Sunday, January 9, 2011

just not yet...

its been long since i mentioned him again,
or shall i just say,
its been long since i last blogged? :S

its gonna be 1 year 4 month, on the 16th of January 2011.
just had a very awful argument with him 1 hour ago.
i have been trying so hard to compromise.
its just...never enough.
i'm tired and lost,
but i still do want to try.
talked to him about it,
but things can never change he said,
and he will not change.
so now it makes me feel more shit hole and lost with direction!

i couldnt sleep that is i why i came to start blogging in the first place.
i do not know what to do.
i do not know what is the best for both of us right now.
we were so happy for the pass months.
and now everything screwed up.
if we pretend that nothing happened and tomorrow days go by as usual again.
it will only come back down to this situation sooner or later.
we have been pretending its not tearing us apart,
but no,
its just fame that we are getting and lies that we are pretending that does not tear us apart.
how?
i'm confused.
i'm lost.
i'm sad.
i love him so much that i cant let him go.

deep down in my heart,
i thought he is the one.
the one that i am looking for.
but things is not what i thought it would be.
i really dont want to let him go.
i love him too much and i am too selfish and stubborn to hold on to it.

please god, just once more.help me with it and i will assure u he is the one.
i have got ready the perfect gift for his bday,
and i want to last till then,
only to decide again what to do.

yes. maybe i am always a blind bitch when it comes to love.
but i put my heart and soul with full efforts and that i just cant see it wash away right now. sighs.

its already 3 and how i wish for a lucky star right now :(

Wednesday, September 8, 2010

fucking pissed u fucking idiot!

wont u fucking understand!

can u stop asking damn it.

Monday, July 5, 2010

failed once again.

never gonna make u happy?
never be good enough for u?
never to not talk back to u?
never to care ur feelings?
never showed my respect to u?

i'm so sorry!
but i clearly love u so much and i will try to be better.
i promise you my words.

i will change for the sake of making you happy.
i will not be the bitch that u swears at all the time.
i will be a better person for u to love k.
and of course,
i will love you more and more.

i gave u my words! and i mean it, i seriously do.

Monday, June 14, 2010

things are pretty much better now. *sigh relief* hope it stays long, till it strike him again. been happy these days, that's cuz we don't talk about it and i think he just try not to bring it up anymore. i seriously love him so much. not gonna do anymore stupid shits to get us into anymore mess.

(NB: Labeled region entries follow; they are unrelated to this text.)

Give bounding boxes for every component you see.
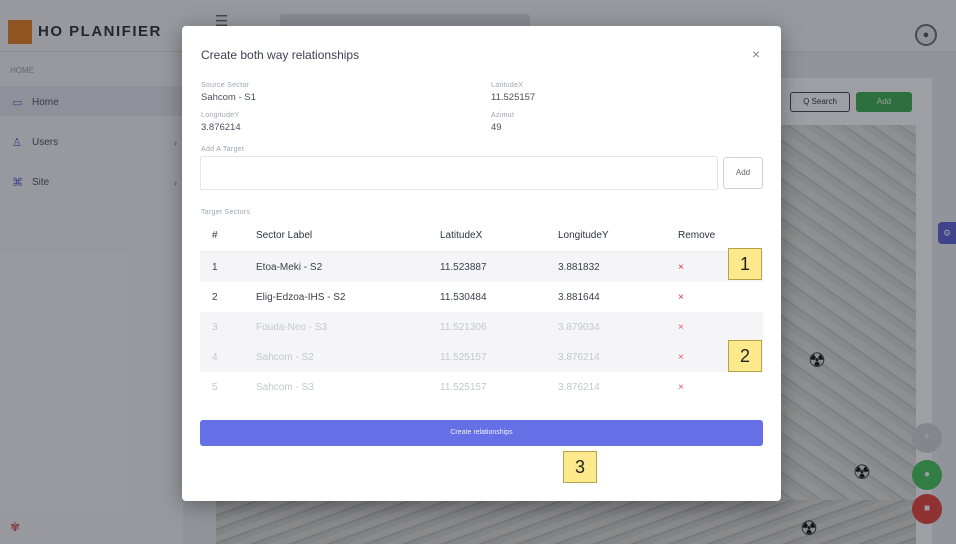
- row-longitude: 3.881644: [558, 291, 600, 303]
- row-sector-label: Fouda-Neo - S3: [256, 321, 328, 333]
- row-sector-label: Etoa-Meki - S2: [256, 261, 323, 273]
- row-number: 2: [212, 291, 218, 303]
- table-row: 2 Elig-Edzoa-IHS - S2 11.530484 3.881644…: [200, 282, 763, 312]
- table-row: 1 Etoa-Meki - S2 11.523887 3.881832 ×: [200, 252, 763, 282]
- table-row: 5 Sahcom - S3 11.525157 3.876214 ×: [200, 372, 763, 402]
- source-longitude-value: 3.876214: [201, 122, 241, 133]
- add-target-input[interactable]: [200, 156, 718, 190]
- row-remove-cell: ×: [678, 372, 684, 402]
- annotation-badge-2: 2: [728, 340, 762, 372]
- annotation-badge-3: 3: [563, 451, 597, 483]
- row-number: 3: [212, 321, 218, 333]
- remove-icon[interactable]: ×: [678, 352, 684, 363]
- modal-title: Create both way relationships: [201, 48, 360, 62]
- row-number: 1: [212, 261, 218, 273]
- row-longitude: 3.879034: [558, 321, 600, 333]
- source-latitude-label: LatitudeX: [491, 82, 524, 89]
- header-latitude: LatitudeX: [440, 230, 483, 241]
- remove-icon[interactable]: ×: [678, 322, 684, 333]
- relationships-modal: Create both way relationships × Source S…: [182, 26, 781, 501]
- row-remove-cell: ×: [678, 342, 684, 372]
- table-row: 3 Fouda-Neo - S3 11.521306 3.879034 ×: [200, 312, 763, 342]
- row-latitude: 11.521306: [440, 321, 487, 333]
- target-sectors-table: # Sector Label LatitudeX LongitudeY Remo…: [200, 220, 763, 402]
- close-icon[interactable]: ×: [752, 46, 760, 62]
- source-longitude-label: LongitudeY: [201, 112, 240, 119]
- row-sector-label: Sahcom - S2: [256, 351, 314, 363]
- header-longitude: LongitudeY: [558, 230, 609, 241]
- row-remove-cell: ×: [678, 282, 684, 312]
- add-target-button[interactable]: Add: [723, 157, 763, 189]
- source-azimut-label: Azimut: [491, 112, 515, 119]
- row-longitude: 3.876214: [558, 381, 600, 393]
- remove-icon[interactable]: ×: [678, 262, 684, 273]
- row-longitude: 3.881832: [558, 261, 600, 273]
- create-relationships-button[interactable]: Create relationships: [200, 420, 763, 446]
- row-sector-label: Elig-Edzoa-IHS - S2: [256, 291, 346, 303]
- row-number: 4: [212, 351, 218, 363]
- remove-icon[interactable]: ×: [678, 292, 684, 303]
- header-remove: Remove: [678, 230, 716, 241]
- table-row: 4 Sahcom - S2 11.525157 3.876214 ×: [200, 342, 763, 372]
- table-header: # Sector Label LatitudeX LongitudeY Remo…: [200, 220, 763, 252]
- annotation-badge-1: 1: [728, 248, 762, 280]
- header-number: #: [212, 230, 218, 241]
- row-remove-cell: ×: [678, 312, 684, 342]
- target-sectors-caption: Target Sectors: [201, 209, 251, 216]
- source-azimut-value: 49: [491, 122, 502, 133]
- row-remove-cell: ×: [678, 252, 684, 282]
- source-sector-label: Source Sector: [201, 82, 250, 89]
- row-latitude: 11.525157: [440, 351, 487, 363]
- row-sector-label: Sahcom - S3: [256, 381, 314, 393]
- header-sector-label: Sector Label: [256, 230, 313, 241]
- add-target-label: Add A Target: [201, 146, 245, 153]
- source-latitude-value: 11.525157: [491, 92, 536, 103]
- row-latitude: 11.525157: [440, 381, 487, 393]
- source-sector-value: Sahcom - S1: [201, 92, 256, 103]
- row-number: 5: [212, 381, 218, 393]
- row-longitude: 3.876214: [558, 351, 600, 363]
- row-latitude: 11.523887: [440, 261, 487, 273]
- remove-icon[interactable]: ×: [678, 382, 684, 393]
- row-latitude: 11.530484: [440, 291, 487, 303]
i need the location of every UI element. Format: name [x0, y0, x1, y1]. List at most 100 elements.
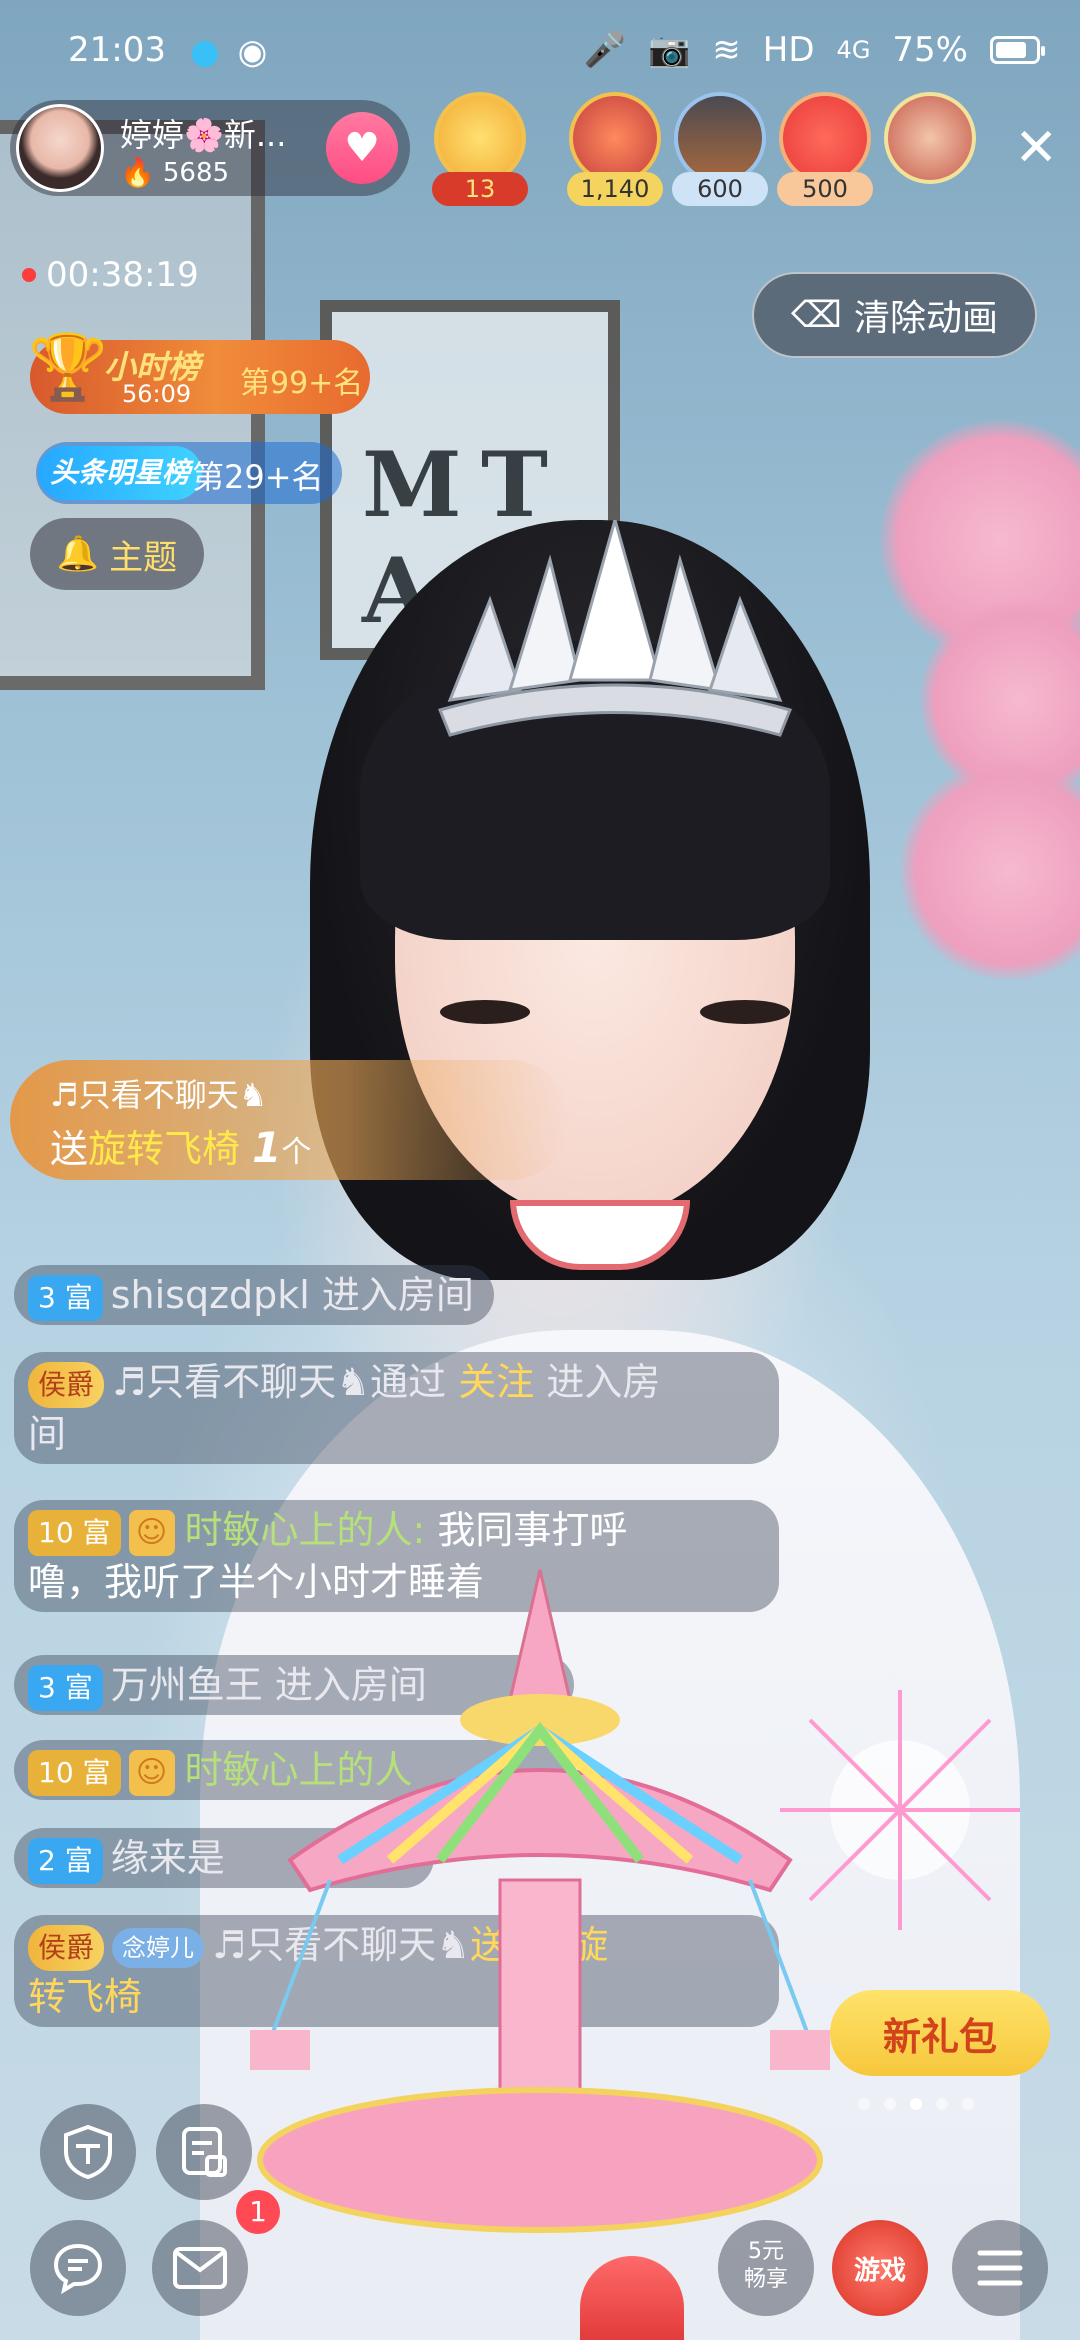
game-label: 游戏: [853, 2255, 906, 2286]
chat-text-cont: 转飞椅: [28, 1975, 143, 2019]
dot: [858, 2098, 870, 2110]
theme-label: 主题: [109, 537, 178, 578]
wealth-level-badge: 10 富: [28, 1749, 121, 1796]
gift-action: 送: [50, 1127, 89, 1171]
wealth-level-badge: 3 富: [28, 1274, 103, 1321]
network-label: HD: [762, 30, 815, 70]
chat-text: 进入房: [534, 1360, 661, 1404]
chat-message[interactable]: 侯爵 ♬只看不聊天♞通过 关注 进入房 间: [14, 1352, 779, 1464]
clear-animation-label: 清除动画: [853, 298, 998, 339]
wealth-level-badge: 3 富: [28, 1664, 103, 1711]
live-timer-text: 00:38:19: [46, 255, 199, 295]
viewer-avatar[interactable]: [880, 92, 980, 212]
star-rank-badge[interactable]: 头条明星榜 第29+名: [36, 442, 342, 504]
viewer-count: 13: [432, 172, 528, 206]
gift-sender: ♬只看不聊天♞: [50, 1076, 268, 1114]
chat-user: 万州鱼王: [110, 1663, 263, 1707]
dot: [936, 2098, 948, 2110]
follow-heart-button[interactable]: ♥: [326, 112, 398, 184]
bell-icon: 🔔: [56, 534, 100, 574]
chat-user: 时敏心上的人:: [184, 1508, 426, 1552]
guard-button[interactable]: [40, 2104, 136, 2200]
user-avatar-icon: ☺: [128, 1509, 175, 1556]
broom-icon: ⌫: [791, 294, 842, 336]
promo-button[interactable]: 5元 畅享: [718, 2220, 814, 2316]
carousel-gift-animation: [250, 1569, 830, 2233]
crown-effect: [437, 520, 793, 737]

MUHAMAD ARIFF BIN ABU BAKAR I BLOODY LOVE U!

Friday, June 11, 2010

cried to sleep afraid that the next morning everything would not be the same. but it is happening right in front of my eyes now. don't know what to do. i'm lost. he's ignoring me. i can't do anything. i'm helpless. i can only wish for a better tomorrow and hoping that he'll forgive me.
i've put in so much effort and i do not want to give up everything and lose everything. there was time, love, appreciation, care that i put into. i seriously do not want to lose everything. love him so fucking much. it's all good deed that he's thoughtful enough that we always argue. he can't stand me anymore. i'm questioning myself. am i seriously that bad?? am i seriously that idiotic to hurt him??

he's the one that treats me the best so far. and i'm the one that always been hurting so far. compare with all the old idiots. i really feel bad and tears just roll thinking about it and what happened. it's almost gonna be a year now, and i am hoping for more and longer. just wished i could turn back time to erase things that i've done to hurt him so badly. i'll never forgive myself for doing so.

he was everything to me. he was the only one that could control me and love me more than anyone could. but i've just disappointed him more than anyone could do to hurt him. i'm not the best girlfriend that i could be to him. i'm worst than an animal. really hate myself for doing so.

ps.wish for a better tomorrow.i don't want to cry no more.